10 Things to Know About Atrial Fibrillation
- 1. It’s the most common form of arrhythmia.An arrhythmia is any type of abnormal heart rhythm. In an arrhythmia, the heart can beat too fast, too slow, or in an irregular pattern. Atrial fibrillation (afib) is an arrhythmia caused by the upper heart chambers (the atria) beating too fast and irregularly, out of time with the two lower chambers (the ventricles).
- 2. Cardiologists refer to it as an “electrical problem.”Doctors sometimes describe heart problems as either "plumbing problems" (related to blood flow) or "electrical problems" (related to pumping rhythms). Afib is an electrical problem. With each heartbeat, an electrical signal spreads from the top of the heart to the bottom. As the signal travels, it causes the heart to contract and pump blood. In atrial fibrillation, random electrical signals disrupt the heart's normal pattern of pumping blood.
- 3. Afib has a variety of symptoms—or sometimes none at all.Signs of atrial fibrillation include an irregular and fast heartbeat; heart palpitations; dizziness, sweating, and chest pain or pressure; shortness of breath or anxiety; tiring more easily when exercising; and fainting. Just as often, many people report no symptoms of atrial fibrillation and it is discovered on routine ECG.
- 4. Afib cases are on the rise.Nearly 3 million people in the United States have atrial fibrillation. That number is expected to reach 12 million by the year 2050. Your risk of atrial fibrillation increases as you get older. The average age for men with afib is 66; for women, it's 74.
- 5. Afib can lead to more serious health conditions.The two most significant dangers associated with atrial fibrillation are stroke and heart failure. People with afib have a five times higher risk of an ischemic stroke (one cause by a blood clot). In fact, atrial fibrillation is known to be the cause of 15 to 20% of all ischemic strokes. Taking steps to lower your risk of stroke is one of the primary goals of treatment.
- 6. Afib treatment has several goals.The goals of treating atrial fibrillation include lowering stroke risk by preventing blood clots from forming; establishing rate control, by slowing the heart rate; and restoring a normal rhythm. If there are underlying disorders contributing to your atrial fibrillation, your treatment plan will include steps to address those issues as well.

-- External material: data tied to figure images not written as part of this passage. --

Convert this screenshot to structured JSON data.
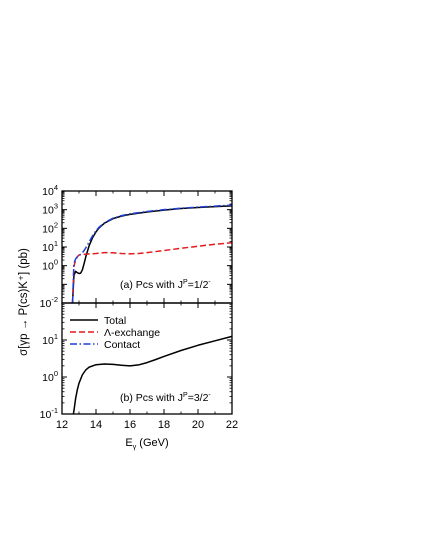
{
  "chart_data": [
    {
      "type": "line",
      "annotation": {
        "prefix": "(a) Pcs with J",
        "superscript": "P",
        "suffix": "=1/2",
        "suffix_superscript": "-"
      },
      "xlabel": {
        "main": "E",
        "subscript": "γ",
        "suffix": " (GeV)"
      },
      "ylabel": "σ[γp → P(cs)K⁺] (pb)",
      "xlim": [
        12,
        22
      ],
      "ylim": [
        0.01,
        10000
      ],
      "yscale": "log",
      "x_ticks": [
        "12",
        "14",
        "16",
        "18",
        "20",
        "22"
      ],
      "y_ticks": [
        {
          "value": 0.01,
          "base": "10",
          "exp": "-2"
        },
        {
          "value": 1,
          "base": "10",
          "exp": "0"
        },
        {
          "value": 10,
          "base": "10",
          "exp": "1"
        },
        {
          "value": 100,
          "base": "10",
          "exp": "2"
        },
        {
          "value": 1000,
          "base": "10",
          "exp": "3"
        },
        {
          "value": 10000,
          "base": "10",
          "exp": "4"
        }
      ],
      "series": [
        {
          "name": "Total",
          "color": "#000000",
          "style": "solid",
          "x": [
            12.62,
            12.7,
            12.8,
            12.9,
            13.0,
            13.1,
            13.2,
            13.3,
            13.4,
            13.5,
            13.6,
            13.8,
            14.0,
            14.2,
            14.5,
            15.0,
            15.5,
            16.0,
            17.0,
            18.0,
            19.0,
            20.0,
            21.0,
            22.0
          ],
          "y": [
            0.01,
            0.28,
            0.5,
            0.42,
            0.38,
            0.4,
            0.6,
            1.3,
            3.0,
            6.0,
            12.0,
            32.0,
            65.0,
            110.0,
            190.0,
            330.0,
            450.0,
            560.0,
            750.0,
            950.0,
            1150.0,
            1300.0,
            1450.0,
            1600.0
          ]
        },
        {
          "name": "Λ-exchange",
          "color": "#e41a1c",
          "style": "dashed",
          "x": [
            12.62,
            12.7,
            12.8,
            12.9,
            13.0,
            13.2,
            13.5,
            14.0,
            14.5,
            15.0,
            15.5,
            16.0,
            16.5,
            17.0,
            18.0,
            19.0,
            20.0,
            21.0,
            22.0
          ],
          "y": [
            0.01,
            0.9,
            2.0,
            3.0,
            3.7,
            4.0,
            4.2,
            4.5,
            5.0,
            4.9,
            4.5,
            4.3,
            4.5,
            5.0,
            6.5,
            8.5,
            11.0,
            14.0,
            17.0
          ]
        },
        {
          "name": "Contact",
          "color": "#1f3fd6",
          "style": "dashdot",
          "x": [
            12.62,
            12.7,
            12.8,
            12.9,
            13.0,
            13.1,
            13.2,
            13.3,
            13.4,
            13.5,
            13.6,
            13.8,
            14.0,
            14.2,
            14.5,
            15.0,
            15.5,
            16.0,
            17.0,
            18.0,
            19.0,
            20.0,
            21.0,
            22.0
          ],
          "y": [
            0.01,
            1.3,
            2.3,
            3.0,
            3.6,
            4.1,
            5.0,
            6.5,
            9.0,
            13.0,
            19.0,
            40.0,
            75.0,
            120.0,
            200.0,
            350.0,
            480.0,
            600.0,
            800.0,
            1000.0,
            1200.0,
            1380.0,
            1550.0,
            1750.0
          ]
        }
      ]
    },
    {
      "type": "line",
      "annotation": {
        "prefix": "(b) Pcs with J",
        "superscript": "P",
        "suffix": "=3/2",
        "suffix_superscript": "-"
      },
      "xlim": [
        12,
        22
      ],
      "ylim": [
        0.1,
        100
      ],
      "yscale": "log",
      "x_ticks": [
        "12",
        "14",
        "16",
        "18",
        "20",
        "22"
      ],
      "y_ticks": [
        {
          "value": 0.1,
          "base": "10",
          "exp": "-1"
        },
        {
          "value": 1,
          "base": "10",
          "exp": "0"
        },
        {
          "value": 10,
          "base": "10",
          "exp": "1"
        }
      ],
      "legend": {
        "placement": "top-left",
        "entries": [
          {
            "label": "Total",
            "color": "#000000",
            "style": "solid"
          },
          {
            "label": "Λ-exchange",
            "color": "#e41a1c",
            "style": "dashed"
          },
          {
            "label": "Contact",
            "color": "#1f3fd6",
            "style": "dashdot"
          }
        ]
      },
      "series": [
        {
          "name": "Total",
          "color": "#000000",
          "style": "solid",
          "x": [
            12.67,
            12.72,
            12.8,
            12.9,
            13.0,
            13.2,
            13.4,
            13.6,
            14.0,
            14.5,
            15.0,
            15.5,
            16.0,
            16.5,
            17.0,
            17.5,
            18.0,
            19.0,
            20.0,
            21.0,
            22.0
          ],
          "y": [
            0.1,
            0.14,
            0.26,
            0.45,
            0.68,
            1.15,
            1.55,
            1.85,
            2.15,
            2.25,
            2.2,
            2.08,
            2.0,
            2.12,
            2.45,
            2.95,
            3.6,
            5.2,
            7.2,
            9.5,
            12.5
          ]
        }
      ]
    }
  ]
}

- 7. Doctors use a combination of medications to treat afib.Blood thinners are used to prevent blood clots from forming, which helps reduce the risk of a stroke. Medications including beta blockers and calcium channel blockers can be prescribed to establish a normal heart rate. Other medicines can be taken to bring the heart back into rhythm. Different medications work better for some people than for others, so work with your doctor to find the best combination of treatments for you.
- 8. You may need a procedure if medications aren’t working.When medications aren't enough to bring the heart back into rhythm, your doctor may consider one of several procedures. In cardioversion, low-energy shocks are given to your heart to trigger a normal rhythm. You're temporarily put to sleep before you receive the shocks, and the shocks aren't painful. Another option is catheter ablation in which a thin, flexible tube is inserted into the heart via a catheter to apply energy that "disconnects" the abnormal rhythm.
- 9. You can live a healthy, active life with afib.To live safely with atrial fibrillation and reduce your risk of a stroke, get regular exercise. Start slowly if you're fatigued, and work your way up. Eat a heart-healthy diet. Diet and exercise will help you maintain your weight, which helps your overall heart health. Avoid excessive amounts of alcohol and caffeine, which can trigger afib. Manage high blood pressure and cholesterol. And if you're a smoker, quit the habit.
- 10. Working with your doctor is the key to successful treatment.Ongoing medical care is important for people with atrial fibrillation. Don't skip appointments. Keep a list of all the medications you take, and bring them with you to all your doctor visits. This is important even if you're seeing a doctor other than your heart doctor. Follow your doctor's instructions for taking all your medicines. If you're taking blood thinners, you may need to have your blood monitored regularly. Lastly, talk with your doctor about your diet, as certain foods can interfere with blood-thinning medications.